Last one out of the Kinjaverse, turn out the lights.

Hi-ho, hi-ho, it's off to war we go....

I would not be skurrd if I seen that boat heading to me. It would win any battle against me, though. Because I'd be laughing at it so hard I wouldn't pay any attention to what it was doing.


But.....maybe that's what the designers had in mind....Well played designers, well played.

Let's just jump right on into today, shall we? And what is today? Why, it's Tell The Truth Tuesday! Today I reveal the answer to yesterdays Made Up Monday.

And on this one, I'm giving it to everyone. Because I lied. But not really. Even though I did. Allow me to 'splain.

Cambyses did not gather up all the cats he could find and make them walk in front of his army. I mean, have you ever tried to herd cats? It can't be done. I know that for a fact because I saw it on an episode of Mythbusters. (really)
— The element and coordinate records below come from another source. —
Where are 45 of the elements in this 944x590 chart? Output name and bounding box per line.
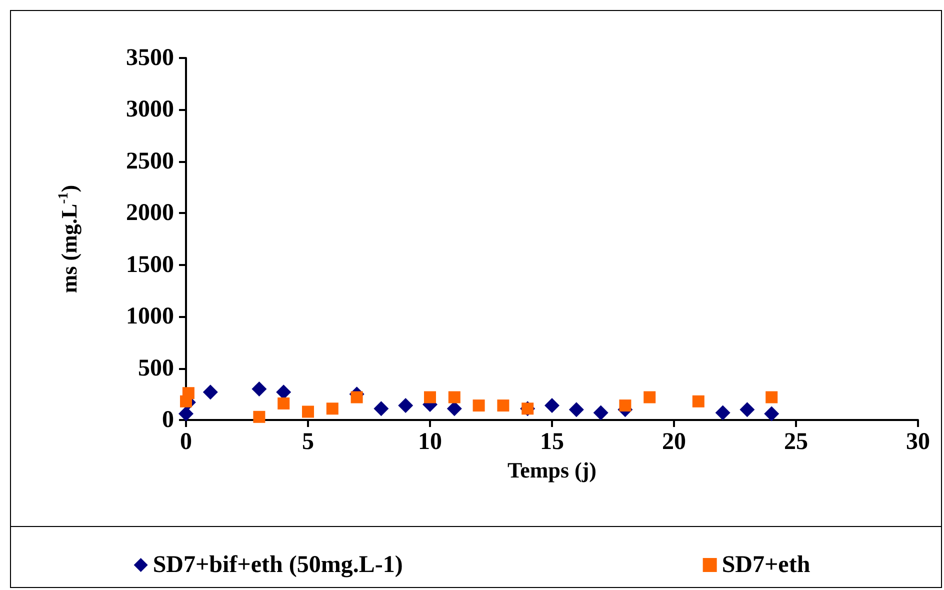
x-tick-label: 20 [662, 429, 686, 455]
x-axis-title: Temps (j) [507, 457, 597, 482]
point [593, 405, 608, 420]
point [350, 391, 363, 404]
x-tick-label: 15 [540, 429, 564, 455]
point [568, 402, 584, 418]
point [740, 402, 755, 418]
point [202, 384, 218, 400]
x-tick-label: 30 [906, 429, 930, 455]
x-tick-label: 25 [784, 429, 808, 455]
y-tick-label: 3500 [126, 45, 174, 71]
point [448, 391, 460, 404]
y-tick-label: 1000 [126, 304, 174, 330]
y-tick-label: 3000 [126, 96, 174, 123]
point [252, 381, 267, 396]
y-tick-label: 500 [138, 355, 174, 382]
point [178, 406, 194, 422]
point [692, 395, 704, 408]
point [715, 405, 730, 420]
point [472, 400, 485, 412]
legend-label: SD7+bif+eth (50mg.L-1) [152, 552, 403, 578]
point [278, 397, 290, 410]
point [424, 391, 436, 404]
point [764, 406, 780, 422]
x-tick-label: 5 [302, 429, 314, 455]
point [182, 387, 194, 400]
point [374, 401, 389, 416]
point [766, 391, 778, 404]
point [398, 398, 414, 414]
point [619, 400, 632, 412]
point [302, 406, 314, 418]
point [326, 402, 338, 415]
point [544, 398, 560, 414]
x-tick-label: 10 [418, 429, 442, 455]
y-tick-label: 2500 [126, 148, 174, 174]
x-tick-label: 0 [180, 429, 192, 455]
y-tick-label: 0 [162, 407, 174, 433]
point [497, 400, 510, 412]
y-tick-label: 2000 [126, 200, 174, 226]
point [446, 401, 462, 416]
y-tick-label: 1500 [126, 252, 174, 278]
point [644, 391, 656, 404]
legend-label: SD7+eth [722, 552, 810, 578]
point [253, 410, 266, 423]
y-axis-title: ms (mg.L-1) [56, 184, 82, 294]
No, Cambyses didn't use cats. He had his men paint cats onto their shields. Other than that, the tale I told was true. The Egyptian archers refused to fire on the Persians because the punishment for harming a cat was death. It didn't matter that they were just paintings of cats. A painting was a physical representation of the being, so harming the picture was the same as harming an actual cat.

As a result, the Persians beat the Egyptians. Because of an army of History is silent on whether or not any of the cat paintings had cheeseburgers or not.
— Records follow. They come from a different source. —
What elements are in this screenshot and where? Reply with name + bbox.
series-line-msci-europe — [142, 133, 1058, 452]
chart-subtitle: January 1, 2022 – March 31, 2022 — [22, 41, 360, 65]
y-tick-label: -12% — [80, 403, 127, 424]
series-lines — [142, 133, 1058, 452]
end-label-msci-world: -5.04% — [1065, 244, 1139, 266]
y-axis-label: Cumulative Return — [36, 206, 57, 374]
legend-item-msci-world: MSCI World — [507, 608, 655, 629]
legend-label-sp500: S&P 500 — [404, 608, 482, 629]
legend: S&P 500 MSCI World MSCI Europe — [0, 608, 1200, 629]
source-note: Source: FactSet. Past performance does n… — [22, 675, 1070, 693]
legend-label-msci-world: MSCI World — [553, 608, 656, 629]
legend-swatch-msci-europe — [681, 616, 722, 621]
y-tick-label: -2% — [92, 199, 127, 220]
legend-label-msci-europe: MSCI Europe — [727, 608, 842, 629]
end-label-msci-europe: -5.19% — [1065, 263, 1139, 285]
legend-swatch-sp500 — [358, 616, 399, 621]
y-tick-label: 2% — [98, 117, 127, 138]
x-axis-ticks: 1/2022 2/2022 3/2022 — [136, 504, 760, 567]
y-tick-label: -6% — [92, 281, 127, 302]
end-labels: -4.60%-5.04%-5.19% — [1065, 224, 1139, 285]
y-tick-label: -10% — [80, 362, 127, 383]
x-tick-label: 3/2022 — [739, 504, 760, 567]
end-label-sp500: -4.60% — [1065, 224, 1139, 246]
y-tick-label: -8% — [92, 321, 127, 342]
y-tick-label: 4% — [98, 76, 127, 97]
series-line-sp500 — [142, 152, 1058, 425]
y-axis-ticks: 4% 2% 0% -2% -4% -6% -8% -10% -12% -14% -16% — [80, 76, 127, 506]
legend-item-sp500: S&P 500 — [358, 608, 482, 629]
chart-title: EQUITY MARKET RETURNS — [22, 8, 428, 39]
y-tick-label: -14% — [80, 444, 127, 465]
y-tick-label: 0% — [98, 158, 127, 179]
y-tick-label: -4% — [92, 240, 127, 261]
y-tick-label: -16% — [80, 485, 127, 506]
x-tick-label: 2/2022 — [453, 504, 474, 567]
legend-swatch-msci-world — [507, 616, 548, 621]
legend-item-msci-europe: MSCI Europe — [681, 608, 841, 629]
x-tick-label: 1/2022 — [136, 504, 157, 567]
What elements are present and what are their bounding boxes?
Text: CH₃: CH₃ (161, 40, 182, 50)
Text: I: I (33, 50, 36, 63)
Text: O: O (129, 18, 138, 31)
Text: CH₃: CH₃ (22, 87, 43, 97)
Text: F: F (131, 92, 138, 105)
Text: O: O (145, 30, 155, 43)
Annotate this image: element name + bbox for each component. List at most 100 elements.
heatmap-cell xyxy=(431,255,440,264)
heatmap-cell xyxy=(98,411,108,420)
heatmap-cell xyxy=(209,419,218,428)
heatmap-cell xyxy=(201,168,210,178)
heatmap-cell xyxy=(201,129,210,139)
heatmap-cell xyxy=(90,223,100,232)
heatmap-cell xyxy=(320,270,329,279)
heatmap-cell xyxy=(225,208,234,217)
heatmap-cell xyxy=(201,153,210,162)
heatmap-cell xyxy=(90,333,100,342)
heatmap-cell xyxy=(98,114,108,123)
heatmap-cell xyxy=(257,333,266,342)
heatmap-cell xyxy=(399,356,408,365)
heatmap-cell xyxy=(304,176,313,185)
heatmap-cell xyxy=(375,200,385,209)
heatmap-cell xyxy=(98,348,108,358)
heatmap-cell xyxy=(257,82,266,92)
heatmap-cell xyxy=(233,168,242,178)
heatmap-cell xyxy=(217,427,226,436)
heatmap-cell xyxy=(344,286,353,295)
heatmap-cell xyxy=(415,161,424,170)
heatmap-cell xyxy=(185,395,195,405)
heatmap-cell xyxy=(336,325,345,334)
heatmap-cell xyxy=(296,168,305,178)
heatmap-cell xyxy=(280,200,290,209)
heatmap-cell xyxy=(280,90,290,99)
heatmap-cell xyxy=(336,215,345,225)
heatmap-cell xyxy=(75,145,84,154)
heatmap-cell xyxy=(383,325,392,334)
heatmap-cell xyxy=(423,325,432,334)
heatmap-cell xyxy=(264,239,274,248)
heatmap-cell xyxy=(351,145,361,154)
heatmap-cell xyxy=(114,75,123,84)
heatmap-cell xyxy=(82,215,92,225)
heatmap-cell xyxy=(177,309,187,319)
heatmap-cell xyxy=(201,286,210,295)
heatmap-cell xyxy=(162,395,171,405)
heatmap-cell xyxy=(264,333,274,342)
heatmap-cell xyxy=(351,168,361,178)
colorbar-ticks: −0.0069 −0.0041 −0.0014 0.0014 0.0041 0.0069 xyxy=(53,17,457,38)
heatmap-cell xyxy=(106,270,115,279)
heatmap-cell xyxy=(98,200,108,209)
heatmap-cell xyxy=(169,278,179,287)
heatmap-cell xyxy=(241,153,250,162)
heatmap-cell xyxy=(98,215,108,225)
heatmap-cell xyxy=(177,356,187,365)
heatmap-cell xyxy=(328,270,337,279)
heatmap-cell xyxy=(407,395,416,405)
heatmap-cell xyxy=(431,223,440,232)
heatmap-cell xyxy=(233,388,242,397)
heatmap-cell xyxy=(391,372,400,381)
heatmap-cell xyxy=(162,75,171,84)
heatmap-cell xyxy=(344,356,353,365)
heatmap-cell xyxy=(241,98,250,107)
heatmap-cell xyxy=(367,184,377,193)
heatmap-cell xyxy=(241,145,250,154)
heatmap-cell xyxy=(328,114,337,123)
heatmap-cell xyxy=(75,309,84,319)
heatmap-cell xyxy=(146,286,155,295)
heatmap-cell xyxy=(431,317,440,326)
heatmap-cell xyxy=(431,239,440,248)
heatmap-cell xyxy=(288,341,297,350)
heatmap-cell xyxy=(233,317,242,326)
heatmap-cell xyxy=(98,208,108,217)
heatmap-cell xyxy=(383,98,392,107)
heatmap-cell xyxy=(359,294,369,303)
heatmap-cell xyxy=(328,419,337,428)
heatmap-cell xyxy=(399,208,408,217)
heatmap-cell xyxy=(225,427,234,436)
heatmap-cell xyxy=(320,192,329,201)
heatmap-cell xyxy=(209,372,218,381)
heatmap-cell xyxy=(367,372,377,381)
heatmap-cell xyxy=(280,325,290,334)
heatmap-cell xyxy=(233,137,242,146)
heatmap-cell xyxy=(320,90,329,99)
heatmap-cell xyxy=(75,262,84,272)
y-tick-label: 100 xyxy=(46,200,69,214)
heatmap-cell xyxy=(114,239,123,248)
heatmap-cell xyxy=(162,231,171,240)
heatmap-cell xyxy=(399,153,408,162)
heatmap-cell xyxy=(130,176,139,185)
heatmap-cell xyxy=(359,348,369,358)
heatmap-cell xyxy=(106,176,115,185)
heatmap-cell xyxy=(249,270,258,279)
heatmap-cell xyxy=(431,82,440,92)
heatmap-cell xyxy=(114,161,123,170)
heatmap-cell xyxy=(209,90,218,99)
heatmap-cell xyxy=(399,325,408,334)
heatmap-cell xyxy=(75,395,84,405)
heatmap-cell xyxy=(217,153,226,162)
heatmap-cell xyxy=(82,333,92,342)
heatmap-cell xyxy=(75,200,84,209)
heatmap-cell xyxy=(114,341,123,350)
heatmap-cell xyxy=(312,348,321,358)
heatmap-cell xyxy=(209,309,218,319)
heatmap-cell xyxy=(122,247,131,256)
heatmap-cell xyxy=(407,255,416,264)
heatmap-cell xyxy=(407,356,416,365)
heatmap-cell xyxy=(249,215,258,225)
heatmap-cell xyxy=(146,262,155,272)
So, technically, everyone is a winner today. If you say I lied about the cats, I did, because I said actual cats. But I didn't because the battle actually happened and the Egyptians lost because of cats. So, YAY!

While researching yesterdays tale, I encountered another one that almost became the subject of yesterdays post. But I decided to just go with the cats instead and present this subject today.
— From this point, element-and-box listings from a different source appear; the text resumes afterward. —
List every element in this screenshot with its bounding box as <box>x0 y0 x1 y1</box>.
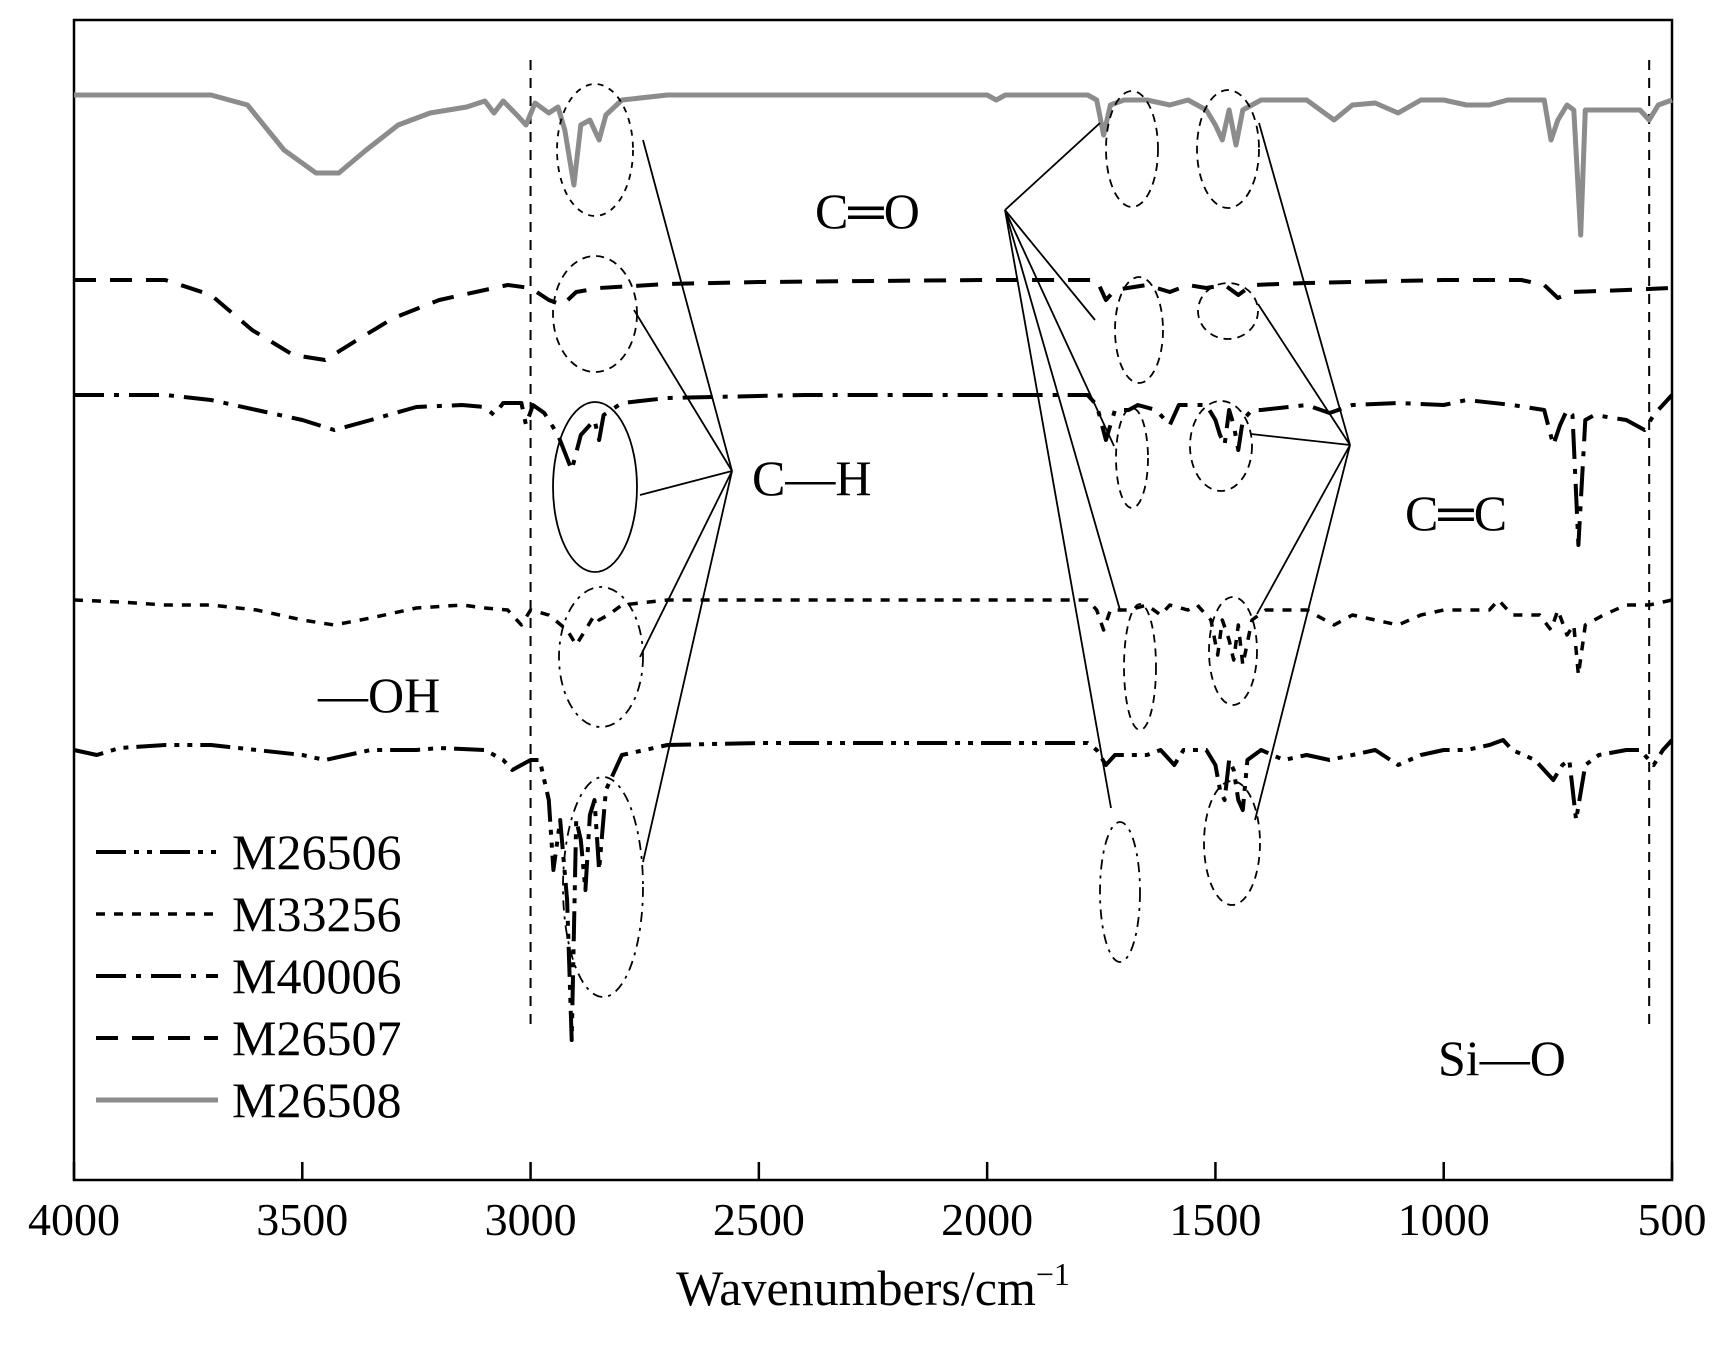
legend-label-M26506: M26506 <box>232 824 401 880</box>
annotation-ellipse <box>1203 780 1261 906</box>
annotation-ellipse <box>1189 400 1253 492</box>
x-tick-label: 2500 <box>713 1194 805 1245</box>
leader-line <box>1257 303 1351 446</box>
annotation-ellipse <box>1196 89 1260 209</box>
annotation-ellipse <box>1105 90 1159 208</box>
annotation-ellipse <box>1114 276 1164 384</box>
leader-line <box>1004 209 1115 447</box>
annotation-ellipse <box>558 586 644 728</box>
leader-line <box>1004 209 1112 809</box>
legend-label-M26508: M26508 <box>232 1072 401 1128</box>
annotation-oh: —OH <box>317 667 440 723</box>
leader-line <box>1004 209 1096 321</box>
annotation-ellipse <box>1208 596 1258 706</box>
series-M40006 <box>74 393 1674 547</box>
annotation-ellipse <box>1099 821 1141 963</box>
leader-line <box>639 470 733 658</box>
annotation-ellipse <box>1115 407 1149 509</box>
reference-lines <box>529 60 1651 1025</box>
x-axis-title-text: Wavenumbers/cm <box>676 1260 1036 1316</box>
leader-line <box>1256 444 1351 615</box>
x-axis-title: Wavenumbers/cm−1 <box>676 1256 1070 1316</box>
annotation-cc: C═C <box>1405 485 1507 541</box>
leader-line <box>1258 122 1351 446</box>
x-tick-label: 2000 <box>941 1194 1033 1245</box>
annotation-ellipse <box>562 776 644 998</box>
x-tick-label: 1500 <box>1169 1194 1261 1245</box>
series-M26507 <box>74 278 1673 362</box>
leader-line <box>639 470 733 496</box>
legend-label-M40006: M40006 <box>232 948 401 1004</box>
legend-label-M33256: M33256 <box>232 886 401 942</box>
leader-line <box>642 470 733 863</box>
leader-line <box>1250 433 1351 446</box>
leader-line <box>1004 122 1101 211</box>
x-axis-ticks: 4000 3500 3000 2500 2000 1500 1000 500 <box>28 1162 1707 1245</box>
annotation-ellipse <box>552 401 638 573</box>
annotation-sio: Si—O <box>1438 1030 1566 1086</box>
leader-line <box>1004 209 1121 611</box>
annotation-ellipse <box>1123 603 1157 731</box>
annotation-ellipse <box>552 255 638 373</box>
x-tick-label: 1000 <box>1398 1194 1490 1245</box>
annotation-ellipse <box>1197 282 1259 340</box>
x-tick-label: 3500 <box>256 1194 348 1245</box>
legend-label-M26507: M26507 <box>232 1010 401 1066</box>
leader-line <box>633 309 733 472</box>
x-tick-label: 4000 <box>28 1194 120 1245</box>
annotation-co: C═O <box>815 183 920 239</box>
series-M33256 <box>73 598 1673 677</box>
series-M26508 <box>74 92 1673 238</box>
x-tick-label: 3000 <box>485 1194 577 1245</box>
legend: M26506 M33256 M40006 M26507 M26508 <box>96 824 401 1128</box>
x-axis-title-superscript: −1 <box>1036 1256 1070 1292</box>
series-group <box>73 92 1674 1042</box>
annotation-ellipse <box>556 83 634 217</box>
annotation-ch: C—H <box>752 450 871 506</box>
annotation-leader-lines <box>633 122 1351 863</box>
series-M26506 <box>73 738 1674 1042</box>
leader-line <box>1254 444 1351 821</box>
x-tick-label: 500 <box>1638 1194 1707 1245</box>
leader-line <box>642 139 733 472</box>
It involves another creative tactic in warfare. This time, the war was the First World War.

Germany was doing it's best to starve out England to try and force them out of the war. And by December 1914, they were doing a fairly good job. One of the reasons was, England had no real counter measures against the U-Boats.


This was a problem for England.

But no one ever accused the British of lacking in the idea department. In fact, they have a history of coming up with some very....innovative ideas. And their solution for the U-Boat problem was nothing is not innovative.


Canvas sacks and hammers.

That's right. While they were working on standard counter measures like depth charges and torpedos of their own, the British countered the U-Boats with canvas sacks and hammers.


When night fell, British convoys would put crews into small rafts to silently paddle around the fleet. When they spotted a periscope, they would row up to it and either put the sack over it, or smash the lens with a hammer.

This had the effect of blinding the sub and forcing the captain to surface. This allowed the escort vessels to sink or capture the sub and it's crew.


Sounds like it would be a rather difficult way to conduct war, but it was an effective method. In the end, 16 U-Boats were taken out of action using hammers and sacks.

When your back is against the wall, you'll do whatever it takes to get out of the bad situation. And sometimes, the simple works the best.